Alzheimer hastalığının genetik özelliklerine bakıldığında iki gruba ayrıldığını ifade eden Prof. Dr. Haşmet Hanağası şöyle devam etti:

“İlk grup ileri yaşta başlayan ve aile öyküsünün çok belirgin olmadığı hastaları içerir. Bu grupta hastalık genel olarak 65 yaşının üzerinde başlar ve ailede Alzheimer hastası öyküsü olması hastalığa yakalanma riskini arttırır. Bu grupta hepimizde bulunan bazı genetik risk faktörleri veya genetik koruyucu faktörler çevresel risk faktörleriyle beraber hastalığın ortaya çıkmasına katkıda bulunur.

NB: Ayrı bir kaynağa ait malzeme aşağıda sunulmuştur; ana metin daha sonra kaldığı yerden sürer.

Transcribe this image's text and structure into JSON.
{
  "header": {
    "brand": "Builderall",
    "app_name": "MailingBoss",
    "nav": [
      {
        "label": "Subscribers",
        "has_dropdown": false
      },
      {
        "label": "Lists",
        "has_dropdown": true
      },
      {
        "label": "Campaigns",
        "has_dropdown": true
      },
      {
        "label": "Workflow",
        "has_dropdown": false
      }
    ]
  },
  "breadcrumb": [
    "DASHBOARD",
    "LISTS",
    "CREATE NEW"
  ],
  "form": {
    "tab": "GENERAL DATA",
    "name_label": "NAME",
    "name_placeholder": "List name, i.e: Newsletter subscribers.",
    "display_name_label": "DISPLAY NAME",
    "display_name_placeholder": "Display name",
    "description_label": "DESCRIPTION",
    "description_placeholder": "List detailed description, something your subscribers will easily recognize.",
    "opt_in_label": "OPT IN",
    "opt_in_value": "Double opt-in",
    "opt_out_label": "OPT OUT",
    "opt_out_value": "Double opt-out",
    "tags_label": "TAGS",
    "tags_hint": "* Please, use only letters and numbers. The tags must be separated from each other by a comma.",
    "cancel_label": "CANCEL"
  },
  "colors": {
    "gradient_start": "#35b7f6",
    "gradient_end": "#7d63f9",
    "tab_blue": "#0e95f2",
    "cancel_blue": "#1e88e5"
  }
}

*Genetik özellikler konusundaki ikinci grup ailevi Alzheimer hastalığı dediğimiz tüm Alzheimer hastalığının yüzde 1’den azını oluşturan gruptur. Bu grupta hastalık sıklıkla 60’lı yaşlardan önce başlar. Hastalığın başlangıç yaşı 30’lu yaşlara kadar gerileyebilir. Bu grupta ailede yoğun bir şekilde erken başlangıçlı Alzheimer hastalığı öyküsü bulunur. Hastalar incelendiğinde Alzheimer hastalığına neden olabilecek mutasyonlar saptanır.”

ALZHEİMER'IN İLK BELİRTİLERİ NELER?

Alzheimer hastalığının kadınlarda biraz daha fazla görüldüğünü ancak bu durumun nedeninin kesin olarak bilinmemekle beraber bazı hormonal ve kadın cinsiyetiyle ilişkili genetik risk faktörlerinin rolü olduğu düşünüldüğünü söyleyen Prof. Dr. Haşmet Hanağası sözlerini şöyle tamamladı:

“Alzheimer hastalığı sinsi bir hastalıktır. Hastalık ilk olarak günlük hayatı etkilemeyen basit unutkanlıklar ile başlar ve zaman içinde zihinsel yakınmalar hastanın hayatında olumsuz etkiler oluşturur. Zihinsel işlevlerindeki aksama günlük yaşam aktivitelerini de bozmaya başlar. Örneğin para hesabı, yön bulma, ev işlerini yapma gibi günlük işlevlerde aksamalar meydana gelir. Alzheimer hastalığı basit unutkanlıklardan yapılan klinik testler, çeşitli laboratuvar ve görüntüleme incelemeleri ile kolayca ayrılabilir.”

ALZHEİMER HASTALARI İÇİN PROJE: UNUTMA SENİ-YAŞANMIŞLIĞIN KOKUSU

Türkiye Alzheimer Derneği toplumda farkındalık yaratmak, Alzheimer hastalığının erken tanısındaki önemi vurgulamak amacıyla hasta ve hasta yakınlarına özel olarak, "Unutma Seni-Yaşanmışlığın Kokusu" farkındalık projesini hayata geçirdi.

"Unutma Seni-Yaşanmışlığın Kokusu" farkındalık projesi, Alzheimer hastalarının ilk unuttuğu duyulardan kokuya odaklanıyor. Farkındalık projesi ile hasta yakınları sevdiklerini hatırlatan, unutamadıkları kokuların hikayelerini yazıyor. Farkındalık projesi kapsamında ise gelen hikayelerin unutulmaması için bu esanslar kolonyaya dönüştürülüyor.